“I’m not hounding this girl!” he said doggedly. “I haven’t said yet that she committed the murder—but she took that blue-print and I want it!”

“You want it to connect her with the murder,” parried Miss Cornelia.

The detective threw up his hands.

“It’s rather reasonable to suppose that I might want to return the funds to the Union Bank, isn’t it?” he queried in tones of heavy sarcasm. “Provided they’re here,” he added doubtfully.

Miss Cornelia resolved upon comparative frankness.

“I see,” she said. “Well, I’ll tell you this much, Mr. Anderson, and I’ll ask you to believe me as a lady. Granting that at one time my niece knew something of that blue-print—at this moment we do not know where it is or who has it.”

Her words had the unmistakable ring of truth.
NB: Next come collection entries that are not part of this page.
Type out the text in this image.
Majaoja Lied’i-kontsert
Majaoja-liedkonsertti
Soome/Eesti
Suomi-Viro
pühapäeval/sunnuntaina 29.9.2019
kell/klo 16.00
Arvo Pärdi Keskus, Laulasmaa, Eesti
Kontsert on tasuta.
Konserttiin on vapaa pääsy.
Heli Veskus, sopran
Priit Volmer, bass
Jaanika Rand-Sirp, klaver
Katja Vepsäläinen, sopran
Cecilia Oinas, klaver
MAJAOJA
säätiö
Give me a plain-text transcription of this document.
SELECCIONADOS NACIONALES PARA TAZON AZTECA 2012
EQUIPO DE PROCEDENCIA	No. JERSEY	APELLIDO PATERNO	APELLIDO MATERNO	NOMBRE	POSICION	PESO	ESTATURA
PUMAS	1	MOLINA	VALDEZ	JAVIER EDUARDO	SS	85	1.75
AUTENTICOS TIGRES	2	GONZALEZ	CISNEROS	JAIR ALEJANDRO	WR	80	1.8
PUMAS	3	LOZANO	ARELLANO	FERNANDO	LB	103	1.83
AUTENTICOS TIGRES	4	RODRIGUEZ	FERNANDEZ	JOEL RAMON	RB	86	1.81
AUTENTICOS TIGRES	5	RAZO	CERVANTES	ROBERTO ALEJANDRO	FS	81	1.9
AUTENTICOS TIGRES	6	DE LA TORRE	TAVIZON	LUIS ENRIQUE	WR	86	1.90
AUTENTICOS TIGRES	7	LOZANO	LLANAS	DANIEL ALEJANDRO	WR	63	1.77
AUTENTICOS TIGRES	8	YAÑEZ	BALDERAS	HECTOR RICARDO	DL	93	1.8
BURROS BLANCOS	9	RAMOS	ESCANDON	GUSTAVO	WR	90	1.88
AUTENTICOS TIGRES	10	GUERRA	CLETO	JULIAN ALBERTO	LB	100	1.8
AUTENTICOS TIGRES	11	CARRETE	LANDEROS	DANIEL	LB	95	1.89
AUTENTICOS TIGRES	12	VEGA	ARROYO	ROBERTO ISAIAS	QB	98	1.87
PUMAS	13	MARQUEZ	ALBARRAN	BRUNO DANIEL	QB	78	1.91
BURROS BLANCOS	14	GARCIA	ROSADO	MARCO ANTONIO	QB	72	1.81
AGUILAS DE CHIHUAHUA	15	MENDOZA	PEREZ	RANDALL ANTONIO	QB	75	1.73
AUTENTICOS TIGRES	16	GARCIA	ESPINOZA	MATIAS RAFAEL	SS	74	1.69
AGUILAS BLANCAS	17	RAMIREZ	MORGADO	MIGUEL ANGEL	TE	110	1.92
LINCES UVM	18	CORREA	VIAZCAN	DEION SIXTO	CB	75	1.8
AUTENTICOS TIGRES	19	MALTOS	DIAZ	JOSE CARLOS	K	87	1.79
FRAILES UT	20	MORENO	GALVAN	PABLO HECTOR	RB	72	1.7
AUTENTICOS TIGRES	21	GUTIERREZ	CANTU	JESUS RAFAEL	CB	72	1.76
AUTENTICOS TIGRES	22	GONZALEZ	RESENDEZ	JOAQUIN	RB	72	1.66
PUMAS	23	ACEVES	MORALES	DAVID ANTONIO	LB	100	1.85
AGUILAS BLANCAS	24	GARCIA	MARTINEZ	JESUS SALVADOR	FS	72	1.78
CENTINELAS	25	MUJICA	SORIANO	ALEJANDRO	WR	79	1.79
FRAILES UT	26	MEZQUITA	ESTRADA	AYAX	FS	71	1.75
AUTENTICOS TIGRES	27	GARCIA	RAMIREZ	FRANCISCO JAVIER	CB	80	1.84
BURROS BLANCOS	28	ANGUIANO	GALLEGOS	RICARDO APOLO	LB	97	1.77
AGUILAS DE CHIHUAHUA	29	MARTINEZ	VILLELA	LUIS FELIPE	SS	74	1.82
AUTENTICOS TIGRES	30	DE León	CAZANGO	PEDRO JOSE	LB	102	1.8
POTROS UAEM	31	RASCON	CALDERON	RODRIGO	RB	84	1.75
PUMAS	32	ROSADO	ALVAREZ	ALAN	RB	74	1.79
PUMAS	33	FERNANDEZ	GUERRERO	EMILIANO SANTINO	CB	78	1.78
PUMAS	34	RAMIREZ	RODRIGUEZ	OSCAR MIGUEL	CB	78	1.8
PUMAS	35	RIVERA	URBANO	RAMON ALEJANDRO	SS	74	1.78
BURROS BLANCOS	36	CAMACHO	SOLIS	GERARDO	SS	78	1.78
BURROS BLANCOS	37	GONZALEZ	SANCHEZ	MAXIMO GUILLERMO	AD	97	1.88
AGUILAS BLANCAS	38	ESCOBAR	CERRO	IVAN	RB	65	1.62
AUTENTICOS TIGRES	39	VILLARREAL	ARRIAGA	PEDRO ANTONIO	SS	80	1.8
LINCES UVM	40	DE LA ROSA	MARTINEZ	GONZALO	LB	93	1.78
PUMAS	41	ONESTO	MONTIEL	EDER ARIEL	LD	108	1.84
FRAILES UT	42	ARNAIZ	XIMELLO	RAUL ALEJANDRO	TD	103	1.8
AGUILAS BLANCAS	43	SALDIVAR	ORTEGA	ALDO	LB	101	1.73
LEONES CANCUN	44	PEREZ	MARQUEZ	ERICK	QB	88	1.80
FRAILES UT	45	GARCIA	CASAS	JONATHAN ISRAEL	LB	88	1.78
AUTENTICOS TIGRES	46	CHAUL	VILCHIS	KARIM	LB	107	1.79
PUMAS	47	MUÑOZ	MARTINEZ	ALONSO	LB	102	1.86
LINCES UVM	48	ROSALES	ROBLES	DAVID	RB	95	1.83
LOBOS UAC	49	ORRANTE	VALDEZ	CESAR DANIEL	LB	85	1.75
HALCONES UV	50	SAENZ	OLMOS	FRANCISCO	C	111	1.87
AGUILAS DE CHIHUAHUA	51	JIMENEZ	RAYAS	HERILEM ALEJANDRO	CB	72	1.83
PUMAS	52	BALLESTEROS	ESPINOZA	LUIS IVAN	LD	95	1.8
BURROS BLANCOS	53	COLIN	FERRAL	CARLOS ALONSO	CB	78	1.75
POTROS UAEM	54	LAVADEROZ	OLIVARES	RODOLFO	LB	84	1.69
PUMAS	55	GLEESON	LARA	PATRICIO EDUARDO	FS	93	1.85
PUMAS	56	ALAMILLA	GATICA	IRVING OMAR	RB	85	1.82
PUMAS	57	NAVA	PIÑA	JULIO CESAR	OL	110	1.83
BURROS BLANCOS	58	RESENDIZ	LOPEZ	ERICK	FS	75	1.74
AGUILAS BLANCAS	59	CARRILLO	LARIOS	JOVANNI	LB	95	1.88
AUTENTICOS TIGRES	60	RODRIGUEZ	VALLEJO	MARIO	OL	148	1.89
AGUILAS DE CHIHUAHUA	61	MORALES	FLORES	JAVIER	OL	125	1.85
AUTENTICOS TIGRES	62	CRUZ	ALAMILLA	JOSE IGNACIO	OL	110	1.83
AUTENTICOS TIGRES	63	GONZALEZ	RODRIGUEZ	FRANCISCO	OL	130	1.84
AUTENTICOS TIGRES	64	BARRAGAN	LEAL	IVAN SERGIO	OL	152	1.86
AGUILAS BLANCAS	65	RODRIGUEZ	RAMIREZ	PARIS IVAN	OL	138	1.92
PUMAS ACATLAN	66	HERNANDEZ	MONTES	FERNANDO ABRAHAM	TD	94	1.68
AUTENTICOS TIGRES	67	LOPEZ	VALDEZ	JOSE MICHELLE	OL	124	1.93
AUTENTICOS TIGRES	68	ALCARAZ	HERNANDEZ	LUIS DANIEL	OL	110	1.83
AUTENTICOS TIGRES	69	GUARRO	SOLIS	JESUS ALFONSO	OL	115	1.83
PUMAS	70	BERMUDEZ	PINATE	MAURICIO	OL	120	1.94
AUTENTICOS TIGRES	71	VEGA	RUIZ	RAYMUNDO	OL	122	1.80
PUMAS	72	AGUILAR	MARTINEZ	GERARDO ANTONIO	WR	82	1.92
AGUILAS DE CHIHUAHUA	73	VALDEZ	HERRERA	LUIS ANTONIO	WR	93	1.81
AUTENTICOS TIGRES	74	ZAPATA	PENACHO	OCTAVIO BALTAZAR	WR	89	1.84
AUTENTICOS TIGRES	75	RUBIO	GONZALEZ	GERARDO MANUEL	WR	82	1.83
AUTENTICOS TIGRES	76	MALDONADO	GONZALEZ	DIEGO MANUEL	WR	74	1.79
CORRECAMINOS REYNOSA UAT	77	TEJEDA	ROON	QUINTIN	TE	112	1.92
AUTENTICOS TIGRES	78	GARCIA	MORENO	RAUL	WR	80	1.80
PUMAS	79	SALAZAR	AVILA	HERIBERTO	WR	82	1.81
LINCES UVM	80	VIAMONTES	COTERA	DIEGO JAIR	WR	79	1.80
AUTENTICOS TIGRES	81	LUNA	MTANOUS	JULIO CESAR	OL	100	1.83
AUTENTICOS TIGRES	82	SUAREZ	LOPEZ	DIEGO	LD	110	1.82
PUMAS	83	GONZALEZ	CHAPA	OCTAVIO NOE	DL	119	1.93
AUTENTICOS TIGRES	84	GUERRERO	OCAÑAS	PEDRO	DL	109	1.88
The very oath from the detective that succeeded them showed his recognition of the fact.

“Damnation,” he muttered. “That’s true, is it?”

“That’s true,” said Miss Cornelia firmly. A silence of troubled thoughts fell upon the three. Miss Cornelia took out her knitting.

“Did you ever try knitting when you wanted to think?” she queried sweetly, after a pause in which the detective tramped from one side of the room to the other, brows knotted, eyes bent on the floor.